The Connecticut State Colleges & Universities Board of Regents will hear a revised plan Thursday for how the system plans to save money and consolidate the state's 12 community colleges.

In a letter to the system, President Mark Ojakian wrote that the revised plan extends the timeline for a single accredited community college to 2023 and maintains the current department chair structure as a way to gradually transition away from 12 separate colleges. The previous proposal would have shrunk the community college side of the system from 12 presidents to one vice chancellor, and 36 administrative positions would be reduced to 16. It also would eliminate campus financial and academic officers.

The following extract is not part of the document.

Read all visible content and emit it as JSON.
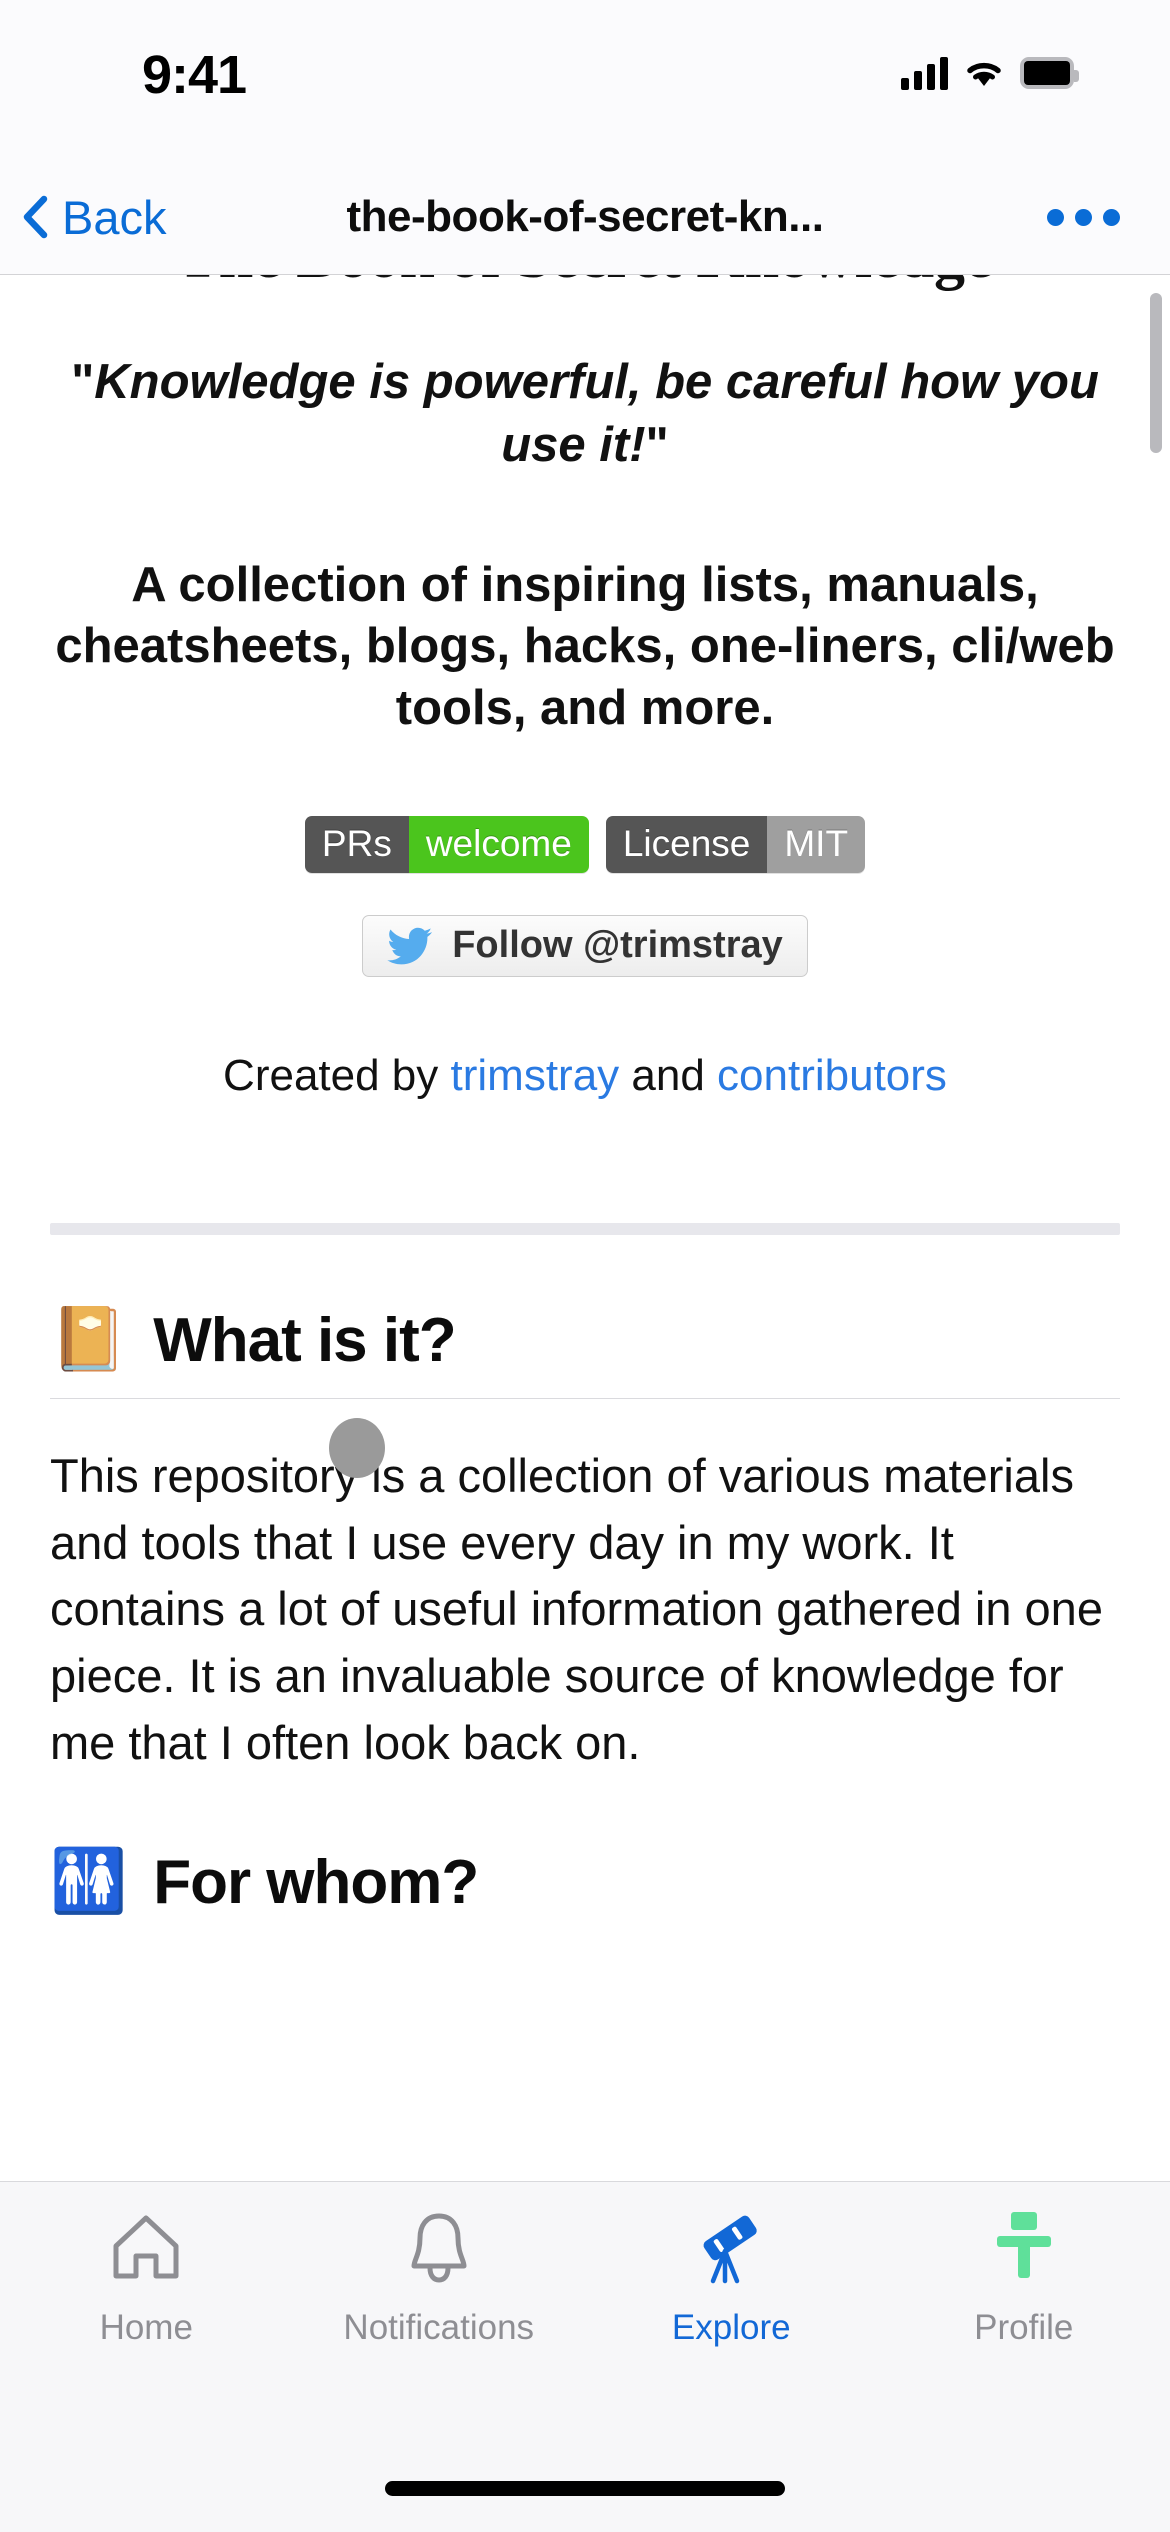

Each of the community colleges would have been operated by a vice president and clustered into three groups led by a regional president. The original plan was expected to save the system $23 million.

The new plan is estimated to save $17 million. It would also create three regional president positions to be filled in 2019 but maintain the current 12 chief executive officer, chief financial officer and chief academic officer positions at each of the colleges.

The proposal also includes implementing guided pathways, centralizing shared services and hiring for new positions to help raise new money for the system.

"We will implement the immediate next steps of regionalizing the college structure, selecting new leadership, integrating and centralizing administrative functions, implementing Guided Pathways and aligning curriculum statewide," Ojakian said in the letter. "We will keep NEASC staff apprised of our efforts and invite them to attend future [Board of Regents] Academic and Student Affairs committee meetings so that we may discuss our progress and prepare for the single accreditation process."

Ojakian and the system's administration were forced to revise the consolidation plan after the system's accreditor, the New England Association of Schools and Colleges, warned that the proposal would be rejected. Since NEASC's warnings, a few of the state's colleges and university faculty leaders have called for an end to the plan and for Ojakian and the board's departure for proposing it.